The Gift of Grace + Mercy

"Grace is getting what you don't deserve. Mercy is not getting what you do deserve."
Somewhere I heard this quote and I just remember sitting for a minute, having to really put effort into believing it.
I think grace is something I'm having to constantly remind myself of what it means. That may sound silly because isn't that who Jesus is? Didn't He come to earth as living proof of God's grace and mercy? Yes, yes He did. And I love Jesus with my whole heart, but my human heart, for some reason gets so wrapped up in my shortcomings and failures that grace and mercy seem to feel like it's just to far out of reach.
I've got to say, my spirit has been tired. I've sat for a handful of days in sort of a "funk", as some may say. My mind is tired and I am struggling to embrace what God says in Matthew 11:28-30, "Come to me, all who labor and are heavy laden, and I will give you rest. Take my yoke upon you, and learn from me, for I am gentle and lowly in heart, and you will find rest for your souls. For my yoke is easy, and my burden is light.”

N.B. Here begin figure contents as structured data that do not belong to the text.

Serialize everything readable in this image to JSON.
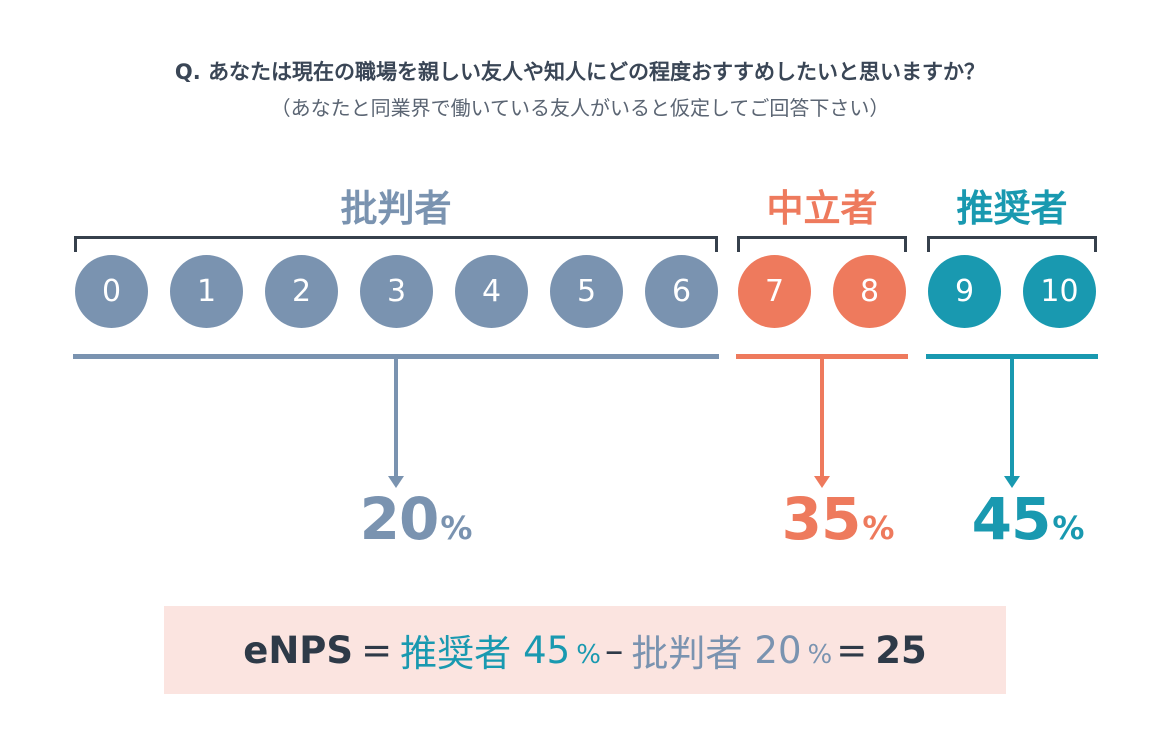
{
  "question": "Q. あなたは現在の職場を親しい友人や知人にどの程度おすすめしたいと思いますか？",
  "note": "（あなたと同業界で働いている友人がいると仮定してご回答下さい）",
  "colors": {
    "detractor": "#7a93b0",
    "passive": "#ee7a5d",
    "promoter": "#1999b0",
    "bracket": "#36404c",
    "formula_bg": "#fbe4e0"
  },
  "groups": {
    "detractors": {
      "label": "批判者",
      "percent": "20",
      "unit": "%"
    },
    "passives": {
      "label": "中立者",
      "percent": "35",
      "unit": "%"
    },
    "promoters": {
      "label": "推奨者",
      "percent": "45",
      "unit": "%"
    }
  },
  "scores": [
    "0",
    "1",
    "2",
    "3",
    "4",
    "5",
    "6",
    "7",
    "8",
    "9",
    "10"
  ],
  "formula": {
    "enps": "eNPS",
    "equals": "=",
    "promoter_label": "推奨者",
    "promoter_value": "45",
    "unit": "%",
    "minus": "–",
    "detractor_label": "批判者",
    "detractor_value": "20",
    "result": "25"
  }
}
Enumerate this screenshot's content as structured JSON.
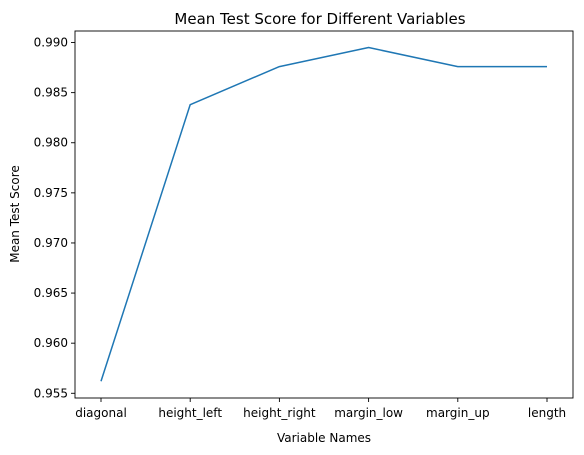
{
  "chart_data": {
    "type": "line",
    "title": "Mean Test Score for Different Variables",
    "xlabel": "Variable Names",
    "ylabel": "Mean Test Score",
    "categories": [
      "diagonal",
      "height_left",
      "height_right",
      "margin_low",
      "margin_up",
      "length"
    ],
    "series": [
      {
        "values": [
          0.9562,
          0.9838,
          0.9876,
          0.9895,
          0.9876,
          0.9876
        ],
        "color": "#1f77b4"
      }
    ],
    "yticks": [
      0.955,
      0.96,
      0.965,
      0.97,
      0.975,
      0.98,
      0.985,
      0.99
    ],
    "ytick_labels": [
      "0.955",
      "0.960",
      "0.965",
      "0.970",
      "0.975",
      "0.980",
      "0.985",
      "0.990"
    ],
    "ylim": [
      0.95453,
      0.99115
    ],
    "grid": false,
    "legend": "none"
  }
}
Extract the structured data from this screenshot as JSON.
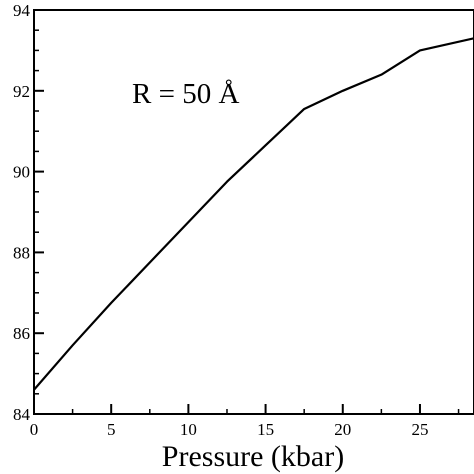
{
  "chart_data": {
    "type": "line",
    "xlabel": "Pressure (kbar)",
    "ylabel": "",
    "xlim": [
      0,
      28.5
    ],
    "ylim": [
      84,
      94
    ],
    "x_ticks": [
      0,
      5,
      10,
      15,
      20,
      25
    ],
    "y_ticks": [
      84,
      86,
      88,
      90,
      92,
      94
    ],
    "x_tick_labels": [
      "0",
      "5",
      "10",
      "15",
      "20",
      "25"
    ],
    "y_tick_labels": [
      "84",
      "86",
      "88",
      "90",
      "92",
      "94"
    ],
    "grid": false,
    "annotation": "R = 50 Å",
    "series": [
      {
        "color": "#000000",
        "x": [
          0,
          2.5,
          5,
          7.5,
          10,
          12.5,
          15,
          17.5,
          20,
          22.5,
          25,
          28.5
        ],
        "y": [
          84.6,
          85.7,
          86.75,
          87.75,
          88.75,
          89.75,
          90.65,
          91.55,
          92.0,
          92.4,
          93.0,
          93.3
        ]
      }
    ]
  }
}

I've got some tasks that have been on my to-do list for a few days now and I just simply keep talking myself into pushing them off to tomorrow. Because it'll get done eventually, right?
Silly me. I know myself well enough to know that as soon as I allow laziness and unwillingness to creep in, I start to get complacent and numb in other aspects of my life. My laziness becomes an avenue of distraction that the enemy uses. Then, I become distracted by my inability that God's gracious and merciful nature become difficult to recognize, because my vision is so fogged by pride. My prayers become selfish, I get irritable, my thoughts become self-deprecating, and then I feel stuck. And then I get anxious, because that's not me, that's not the woman I recognize, her thoughts aren't true and noble, they are skewed and misinformed.
Someone I consider very wise and inspiring wrote "don't let your failures talk you out of God's grace." And I think that's so simple but also so profound. There have been countless failures and shortcomings in my life. I've hurt people, said things I regret, and done things I'll never forget, but that didn't stop Jesus from saying "she's worth it". And because of my failures, lack of willingness, funks, laziness, or complacency, He is even more after my heart. He doesn't mind reminding us of what our purpose is, He uses the mundane and weary days to give us a gentle pat on the back and say "hey girl, get up, let's keep going, I've got you, just trust me."
Today, I'm clinging to Psalm 23. Again and again, I will remember that He leads me to still waters and green pastures because He loves me. I believe that God desires that we have a greater fear of not trusting Him rather than a fear of failing at our next step. God's not afraid of what we don't think we're capable of doing or any of the failures before us, He will see those through. He just wants YOU + ME!
He's on our team, the team of Grace and Mercy.
Grace and Mercy that is meant for every day. Grace that was sent to earth to live a life of Perfect Love and Mercy that we have been given through the Hope of Heaven some day.
On the good, the bad, the mundane, and even the psycho crazy days. His Grace and His Mercy are so near, let's walk in it together. You and I, together, let's not get distracted by what we can do in our limited power, but let's fixate on the truth that our Creator is Sovereign over our days, and He goes before us when we live in surrender.
Say this with me...
"Hey God, you've got this. I'm here. No matter what my heart feels, you are what's true. No matter what lies swarm my mind, you are what's true. Your Love is real and it is running after me. I trust you with this very breath that is entering my lungs, and I trust you with the days I grow older. Give me a renewed spirit and a bit of joy to walk in today. I love you and praise you for today!"
I'm proud of you friend. Keep showing up. Keep going. And keep shining bright for all the world to see! You are incredibly loved!